Author's Response: Aww thanks so much! You are such a faithful reviewer and I really appreciate it! I'm working on the next chp probably as you read this. LOL

Reviewer: AJsCuTiePiE93 Signed [Report This]
Date: 04/19/09 06:11 pm Title: Chapter Seventeen

Besides the fact that it's inhuman to not like the National Lampoon's movies...this was great :) hahaha he kissed her speechless. And I also like ketchup on my eggs...with pepper!

Author's Response: LOL, I love those movies; I dunno what Morgan is thinking lol. And I'm glad you enjoyed the kiss.
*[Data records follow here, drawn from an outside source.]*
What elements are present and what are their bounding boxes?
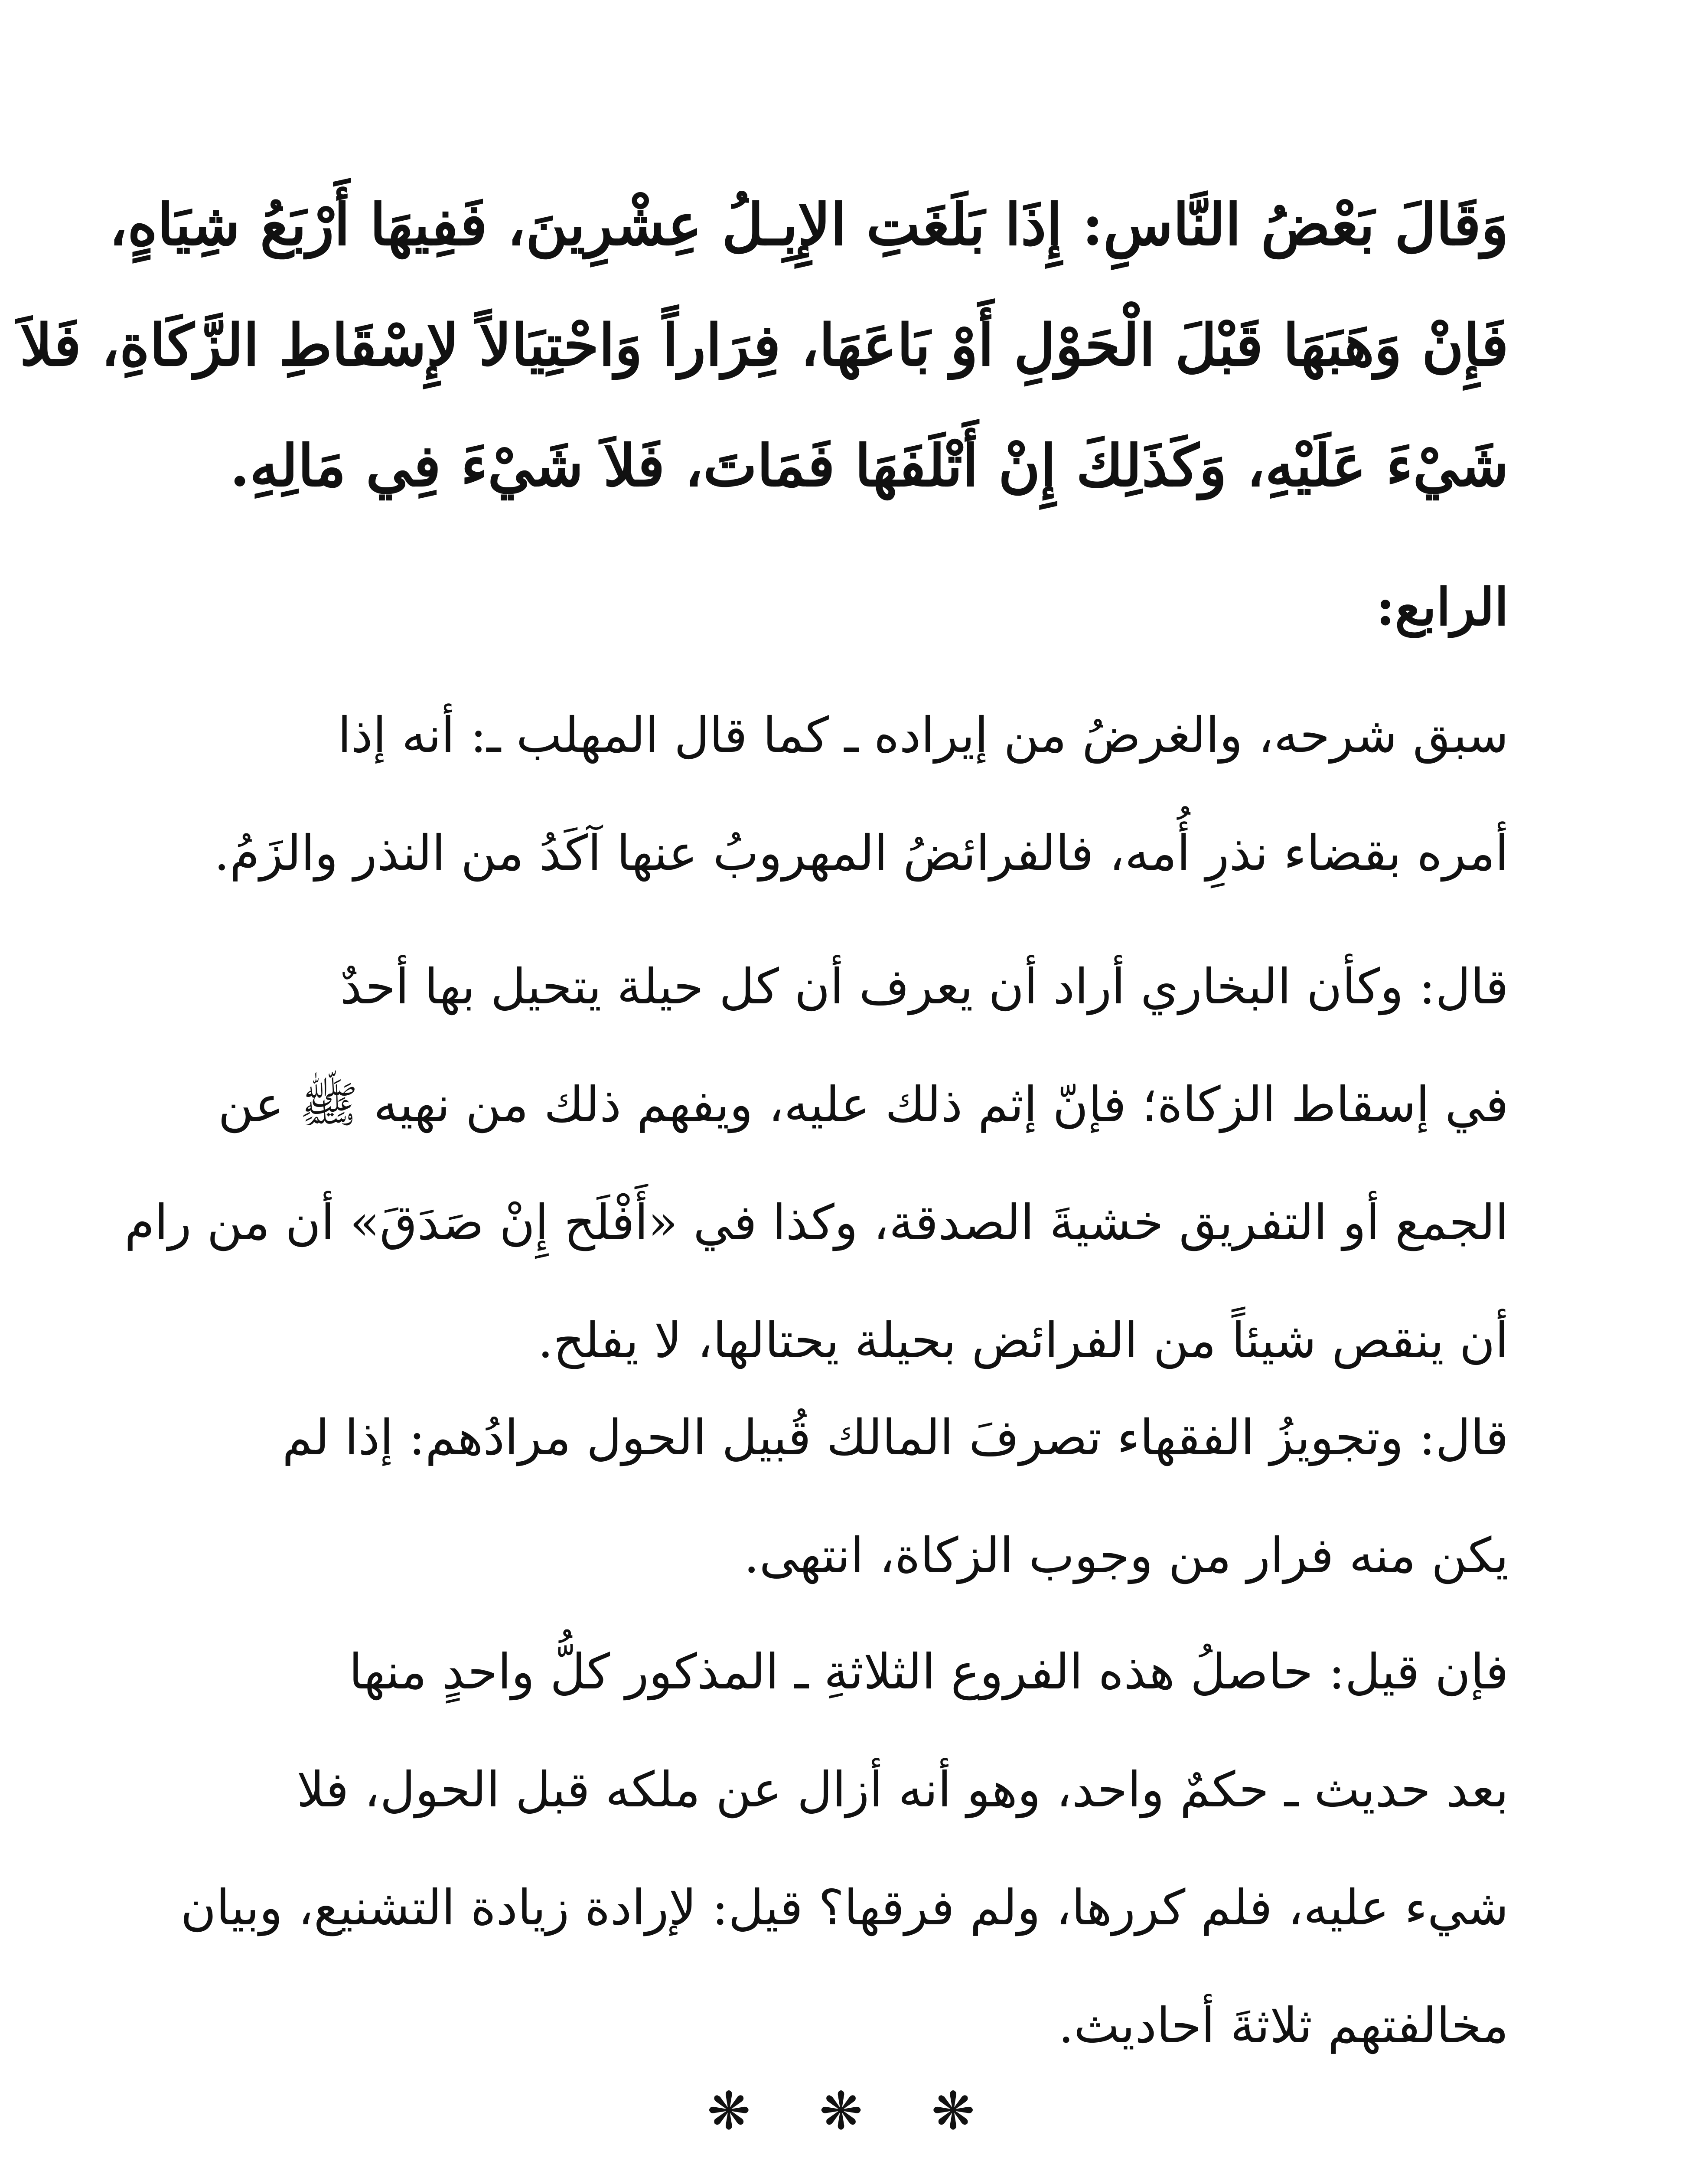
paragraph-2 <box>124 928 1509 1400</box>
paragraph-line: بعد حديث ـ حكمٌ واحد، وهو أنه أزال عن ملكه قبل الحول، فلا <box>297 1762 1509 1818</box>
paragraph-line: قال: وتجويزُ الفقهاء تصرفَ المالك قُبيل الحول مرادُهم: إذا لم <box>282 1410 1509 1466</box>
paragraph-line: شيء عليه، فلم كررها، ولم فرقها؟ قيل: لإرادة زيادة التشنيع، وبيان <box>180 1880 1509 1936</box>
paragraph-1 <box>212 676 1509 912</box>
paragraph-line: الجمع أو التفريق خشيةَ الصدقة، وكذا في «أَفْلَح إِنْ صَدَقَ» أن من رام <box>124 1195 1509 1251</box>
paragraph-line: فإن قيل: حاصلُ هذه الفروع الثلاثةِ ـ المذكور كلُّ واحدٍ منها <box>349 1644 1509 1700</box>
paragraph-line: أن ينقص شيئاً من الفرائض بحيلة يحتالها، لا يفلح. <box>538 1313 1509 1369</box>
paragraph-line: أمره بقضاء نذرِ أُمه، فالفرائضُ المهروبُ عنها آكَدُ من النذر والزَمُ. <box>214 825 1509 882</box>
paragraph-line: مخالفتهم ثلاثةَ أحاديث. <box>1058 1998 1509 2054</box>
hadith-line: وَقَالَ بَعْضُ النَّاسِ: إِذَا بَلَغَتِ الإِبِـلُ عِشْرِينَ، فَفِيهَا أَرْبَعُ شِيَاهٍ، <box>109 191 1509 258</box>
section-separator-stars: ❋ ❋ ❋ <box>707 2081 1001 2142</box>
paragraph-4 <box>180 1613 1509 2085</box>
paragraph-line: في إسقاط الزكاة؛ فإنّ إثم ذلك عليه، ويفهم ذلك من نهيه ﷺ عن <box>218 1077 1509 1133</box>
hadith-text <box>20 165 1509 526</box>
section-heading: الرابع: <box>1376 577 1509 637</box>
paragraph-line: قال: وكأن البخاري أراد أن يعرف أن كل حيلة يتحيل بها أحدٌ <box>340 959 1509 1015</box>
paragraph-3 <box>212 1379 1509 1615</box>
hadith-line: فَإِنْ وَهَبَهَا قَبْلَ الْحَوْلِ أَوْ بَاعَهَا، فِرَاراً وَاحْتِيَالاً لإِسْقَاطِ الزَّكَاةِ، فَلاَ <box>20 312 1509 379</box>
paragraph-line: يكن منه فرار من وجوب الزكاة، انتهى. <box>743 1528 1509 1584</box>
paragraph-line: سبق شرحه، والغرضُ من إيراده ـ كما قال المهلب ـ: أنه إذا <box>337 707 1509 764</box>
hadith-line: شَيْءَ عَلَيْهِ، وَكَذَلِكَ إِنْ أَتْلَفَهَا فَمَاتَ، فَلاَ شَيْءَ فِي مَالِهِ. <box>230 432 1509 500</box>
Pepper and ketchup on eggs..pepper doesn't sound so bad. LOL thanks for the review!

Reviewer: WishingOnAStar Signed [Report This]
Date: 04/17/09 08:53 pm Title: Chapter Sixteen

Aww soo cute! I am glad she finally sorta opened up to him about her husband. Great update, I can't wait for more. Although, I think she should have taken him up on the Grand Canyon offer! haha

Author's Response: Yeah, she's slowly coming around.. he just needs to keep working his charm lol. As for the Grand Canyon offer, I woulda taken him up on that. Heck, I woulda taken him up on the Louvre in Paris as well. LOL...thanks so much for taking a minute to give feedback, it really helps. :)
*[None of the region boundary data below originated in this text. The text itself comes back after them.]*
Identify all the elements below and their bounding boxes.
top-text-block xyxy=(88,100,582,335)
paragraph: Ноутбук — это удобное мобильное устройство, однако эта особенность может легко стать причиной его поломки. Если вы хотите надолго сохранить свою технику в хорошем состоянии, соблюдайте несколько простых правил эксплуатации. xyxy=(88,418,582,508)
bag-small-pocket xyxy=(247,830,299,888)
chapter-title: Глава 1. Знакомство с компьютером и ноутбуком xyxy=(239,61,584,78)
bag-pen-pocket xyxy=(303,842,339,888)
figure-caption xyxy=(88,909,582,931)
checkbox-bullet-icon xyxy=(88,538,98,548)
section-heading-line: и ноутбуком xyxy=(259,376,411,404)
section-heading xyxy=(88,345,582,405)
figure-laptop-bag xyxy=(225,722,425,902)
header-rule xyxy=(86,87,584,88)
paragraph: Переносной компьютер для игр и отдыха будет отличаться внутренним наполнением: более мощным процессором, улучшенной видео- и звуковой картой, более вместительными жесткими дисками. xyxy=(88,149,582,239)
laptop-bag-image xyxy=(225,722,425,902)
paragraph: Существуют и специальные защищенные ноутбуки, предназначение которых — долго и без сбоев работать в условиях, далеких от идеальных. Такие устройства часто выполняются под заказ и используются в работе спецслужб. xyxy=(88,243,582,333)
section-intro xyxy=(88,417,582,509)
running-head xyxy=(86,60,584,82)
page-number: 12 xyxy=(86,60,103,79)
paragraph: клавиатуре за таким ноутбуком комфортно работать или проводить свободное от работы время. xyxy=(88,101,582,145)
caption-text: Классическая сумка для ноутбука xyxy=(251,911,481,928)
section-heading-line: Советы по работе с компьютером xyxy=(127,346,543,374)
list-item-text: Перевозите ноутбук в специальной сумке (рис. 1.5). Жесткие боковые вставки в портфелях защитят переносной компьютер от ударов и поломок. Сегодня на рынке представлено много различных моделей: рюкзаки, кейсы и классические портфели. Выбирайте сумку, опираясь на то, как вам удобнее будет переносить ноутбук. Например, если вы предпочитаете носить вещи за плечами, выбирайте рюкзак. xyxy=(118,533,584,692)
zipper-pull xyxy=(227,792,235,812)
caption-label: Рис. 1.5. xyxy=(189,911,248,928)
Reviewer: Hazel_85 Signed [Report This]
Date: 04/17/09 01:40 am Title: Chapter Sixteen

lol! yea your so right finally a kiss i loved this one so much emotion and i love the reference of acting like teenagers that was just so cute! Thanks for sharing can't wait to read the next chapter.
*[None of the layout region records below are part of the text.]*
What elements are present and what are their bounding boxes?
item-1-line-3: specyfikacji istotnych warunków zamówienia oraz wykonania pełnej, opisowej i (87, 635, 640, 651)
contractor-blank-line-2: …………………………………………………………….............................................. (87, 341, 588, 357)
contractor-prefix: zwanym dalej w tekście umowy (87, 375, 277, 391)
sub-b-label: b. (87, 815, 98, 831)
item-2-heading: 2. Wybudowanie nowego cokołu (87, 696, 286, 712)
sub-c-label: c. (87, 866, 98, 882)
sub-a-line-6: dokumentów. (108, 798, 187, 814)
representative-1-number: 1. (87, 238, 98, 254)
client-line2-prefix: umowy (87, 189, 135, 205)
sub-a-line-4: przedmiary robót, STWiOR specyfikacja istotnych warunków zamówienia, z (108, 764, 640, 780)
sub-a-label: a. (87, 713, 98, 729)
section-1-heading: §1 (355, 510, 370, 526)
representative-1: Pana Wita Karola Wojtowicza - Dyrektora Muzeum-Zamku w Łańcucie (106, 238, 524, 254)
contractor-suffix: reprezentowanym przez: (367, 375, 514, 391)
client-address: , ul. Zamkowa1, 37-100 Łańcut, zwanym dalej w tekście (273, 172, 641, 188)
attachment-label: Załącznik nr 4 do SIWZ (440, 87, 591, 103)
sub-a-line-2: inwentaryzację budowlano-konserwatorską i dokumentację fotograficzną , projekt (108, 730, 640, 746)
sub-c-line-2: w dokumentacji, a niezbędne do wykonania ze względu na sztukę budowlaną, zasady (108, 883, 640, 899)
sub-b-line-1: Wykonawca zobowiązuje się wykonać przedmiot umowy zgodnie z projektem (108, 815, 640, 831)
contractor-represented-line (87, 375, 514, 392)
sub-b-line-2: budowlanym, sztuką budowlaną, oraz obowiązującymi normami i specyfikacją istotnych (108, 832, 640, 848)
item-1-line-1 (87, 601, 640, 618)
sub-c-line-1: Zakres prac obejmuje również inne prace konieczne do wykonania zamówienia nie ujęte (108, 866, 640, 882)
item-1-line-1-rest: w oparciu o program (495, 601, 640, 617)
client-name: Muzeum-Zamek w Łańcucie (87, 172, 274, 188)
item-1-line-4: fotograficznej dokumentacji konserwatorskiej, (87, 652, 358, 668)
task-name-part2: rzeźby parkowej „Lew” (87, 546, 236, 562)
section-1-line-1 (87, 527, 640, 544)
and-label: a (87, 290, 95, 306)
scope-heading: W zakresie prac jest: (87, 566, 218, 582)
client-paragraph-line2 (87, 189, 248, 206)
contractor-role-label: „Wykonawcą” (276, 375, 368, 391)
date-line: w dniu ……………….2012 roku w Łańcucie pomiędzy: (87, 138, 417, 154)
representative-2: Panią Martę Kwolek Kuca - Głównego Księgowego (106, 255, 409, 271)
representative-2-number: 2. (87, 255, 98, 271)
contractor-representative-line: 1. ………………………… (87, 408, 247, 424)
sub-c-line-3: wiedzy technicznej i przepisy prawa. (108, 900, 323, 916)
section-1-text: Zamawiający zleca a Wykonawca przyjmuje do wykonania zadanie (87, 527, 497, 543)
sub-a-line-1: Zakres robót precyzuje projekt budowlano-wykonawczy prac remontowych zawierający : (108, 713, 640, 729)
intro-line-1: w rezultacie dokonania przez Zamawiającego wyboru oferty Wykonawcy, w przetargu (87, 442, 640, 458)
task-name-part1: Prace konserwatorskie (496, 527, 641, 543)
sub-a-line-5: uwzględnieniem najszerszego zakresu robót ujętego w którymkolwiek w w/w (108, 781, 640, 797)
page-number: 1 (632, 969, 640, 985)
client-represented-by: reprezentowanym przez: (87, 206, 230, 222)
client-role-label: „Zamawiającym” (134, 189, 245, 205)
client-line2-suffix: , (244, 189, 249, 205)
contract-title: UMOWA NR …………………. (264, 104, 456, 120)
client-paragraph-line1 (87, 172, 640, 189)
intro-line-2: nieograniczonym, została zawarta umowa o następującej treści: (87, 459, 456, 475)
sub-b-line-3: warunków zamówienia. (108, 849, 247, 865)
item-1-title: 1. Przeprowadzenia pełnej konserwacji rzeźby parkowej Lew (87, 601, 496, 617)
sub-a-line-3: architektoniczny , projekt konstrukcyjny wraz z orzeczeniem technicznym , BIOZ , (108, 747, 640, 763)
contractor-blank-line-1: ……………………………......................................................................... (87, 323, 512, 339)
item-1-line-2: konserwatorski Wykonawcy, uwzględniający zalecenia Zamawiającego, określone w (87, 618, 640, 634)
Author's Response: Hehe thank you. I thought it was about time they finally had a kiss. Thanks so much for your feedback!

Reviewer: AJsCuTiePiE93 Signed [Report This]
Date: 04/17/09 01:25 am Title: Chapter Sixteen

YES finally that is ALL I have to say to that LOL.

Author's Response: LOL, I knew you'd like it. Hehe.

Reviewer: Sapphire Signed [Report This]
Date: 04/17/09 01:02 am Title: Chapter Sixteen

OMG! BEAUTIFUL!! I love this so much. more soon pleasse!!

Author's Response: Thank you!! That really means a lot. :)

Reviewer: Sapphire Signed [Report This]
Date: 04/13/09 11:23 pm Title: Chapter Fifteen

Wow! This so good!!! Your writing is so beautiful and detailed. I love it... update soon!

Author's Response: Aww you make me blush hehe. Thank you so much for your inspiring words, they really help. :)

Reviewer: Hazel_85 Signed [Report This]
Date: 04/13/09 09:11 pm Title: Chapter Fifteen

LOL! So cute so many questions but i love it all!!!! :) Thanks for sharing and keep up the great work!

Author's Response: Ooh you got some questions? Share if you would like. And thanks so much! I'm glad you're enjoying it.

Reviewer: WishingOnAStar Signed [Report This]
Date: 04/13/09 08:46 pm Title: Chapter Fifteen

Great chapter! Very cute date. I wish I had a real one of those! haha I can't wait for more, keep up the great work!

Author's Response: LOL yeah, man that'd be a pretty nice date. Thanks so much for the comment!

Reviewer: AJsCuTiePiE93 Signed [Report This]
Date: 04/13/09 07:01 pm Title: Chapter Fifteen

awwwww :)

Author's Response: sweet huh? hehe :)

Reviewer: Hazel_85 Signed [Report This]
Date: 04/08/09 11:22 pm Title: Chapter Fourteen

So great i can't wait to read more!!! :)

Author's Response: Thanks so much! I'll have more for you to read soon! :)

Reviewer: Sapphire Signed [Report This]
Date: 04/08/09 11:16 pm Title: Chapter Fourteen

Great chapter loved it as always!! Update soon!!

Author's Response: Thank you! And thanks for always leaving a review! I'll have an update soon I hope.